The patient was satisfied about his new appearance and his mastication ability was significantly improved. He was controlled at the end of the first month and then maintenance visits with 3-month intervals were scheduled.

3. Discussion

Radiotherapy in NPC patients has side effects on the dentition, which affects the quality of life dramatically. To reduce the dental complications of the patients, dental consultation, evaluation, and treatment should be completed before radiotherapy. The oral hygiene instructions and diet survey are important. Patients should comply with professional and individual prophylactic dental practices for long-term maintenance of the oral health and challenge with chronic complications of radiotherapy. Xerostomia is the most common chronic complication of radiotherapy, which is associated with pH of oral cavity and the cariogenic activity. Saliva substitutes, systemic agents, and mechanic and taste stimulants are useful in the treatment of xerostomia [3, 13]. Chewing gums with xylitol has also mechanic stimulant effect on salivary glands. Xylitol inhibits the growth of Streptococcus mutans [14]. Radiotherapy patients have to prefer water rather than soft drinks with sugar and acidic ingredients [3] and must be informed about adjuvant effect of smoking on xerostomia [15].

In this case, the patient was not consulting with a dental professional before the radiotherapy. The young patient applied to our clinic in posttreatment phase with typical dental complications of radiotherapy, xerostomia and trismus resulting in caries, and loss of function and aesthetics in addition to poor oral hygiene. Moreover, the patient was a smoker. He started to drink water instead of acidic soft drinks and to chew xylitol gums in daytime. Although the patient was urged to give up smoking, he could only decrease the number of cigarettes from 15 to 5 per day.
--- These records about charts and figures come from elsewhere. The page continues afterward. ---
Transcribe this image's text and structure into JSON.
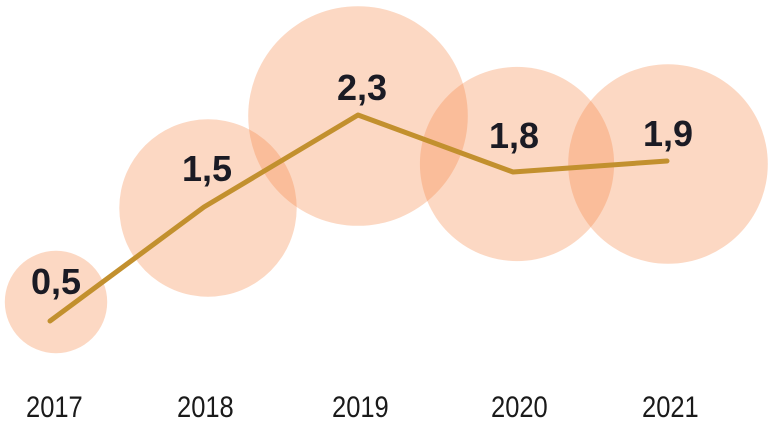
{
  "chart_data": {
    "type": "line",
    "subtype": "line-with-area-proportional-bubbles",
    "title": "",
    "xlabel": "",
    "ylabel": "",
    "categories": [
      "2017",
      "2018",
      "2019",
      "2020",
      "2021"
    ],
    "values": [
      0.5,
      1.5,
      2.3,
      1.8,
      1.9
    ],
    "value_labels": [
      "0,5",
      "1,5",
      "2,3",
      "1,8",
      "1,9"
    ],
    "decimal_separator": ",",
    "series": [
      {
        "name": "value-by-year",
        "values": [
          0.5,
          1.5,
          2.3,
          1.8,
          1.9
        ]
      }
    ],
    "ylim": [
      0,
      2.5
    ],
    "grid": false,
    "axes_visible": false,
    "legend_position": "none",
    "bubble_sizing": "area proportional to value",
    "colors": {
      "background": "#FFFFFF",
      "bubble_fill": "#F58744",
      "bubble_opacity": 0.32,
      "line": "#C2902E",
      "value_label": "#1B1B24",
      "tick_label": "#1A1A1A"
    }
  }
}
Daily fluoride application is a lifelong requirement due to rapid progressing of initial caries to large lesions for postradiotherapy patients [2, 3]. Intake of fluoride by toothpastes is the most effective way to prevent caries due to their clinical effectiveness and social acceptability. Toothpaste with fluoride concentration of 1000 ppm or above was found to be effective in preventing caries [16]. Regular use of daily (230 ppm) or weekly (900 ppm) mouth rinses is associated with caries reduction. The patient was instructed to use toothpaste with 1400 ppm F during routine tooth brushing (Sensodyne F) and daily use of mouth rinse with 450 ppm F (Sensodyne Pronamel). Besides the personal hygiene applications, frequent visits and professional dental cleaning are important requirements for these patients [3]. Patient was recalled every three months as planned until his obligatory military recruitment.
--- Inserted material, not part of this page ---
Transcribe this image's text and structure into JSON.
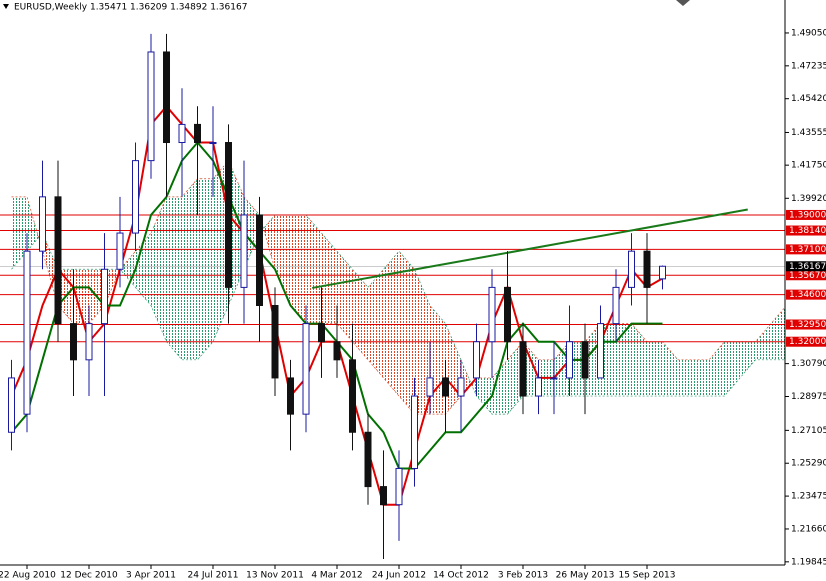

This reported patient suffered from NPC and had radiotherapy and chemotherapy in his puberty. He applied to our clinic 4 years after the radiotherapy with the oral complications that affected aesthetics and function. Adolescents’ behavior, self-confidence, and social relations with others are highly influenced by facial and dental aesthetics. By performing multidisciplinary treatment, optimal aesthetics were achieved and the adolescent patient gained his self-confidence back.

Radiotherapy patients have to be monitored before, during, and after the therapy [2]. Dental evaluation before the radiotherapy is a standard protocol for the developed countries but not a routine practice in the health systems of most developing countries like the one in Turkey. Preventative approaches before the radiotherapy could reduce the severity of the dental complications and quality of life after the treatment is as important as survival for these patients. Last but not least, role of dental professionals in the maintenance is also crucial due to life-long complications of radiotherapy.

Conflict of Interests

The authors declare that there is no conflict of interests regarding the publication of this paper.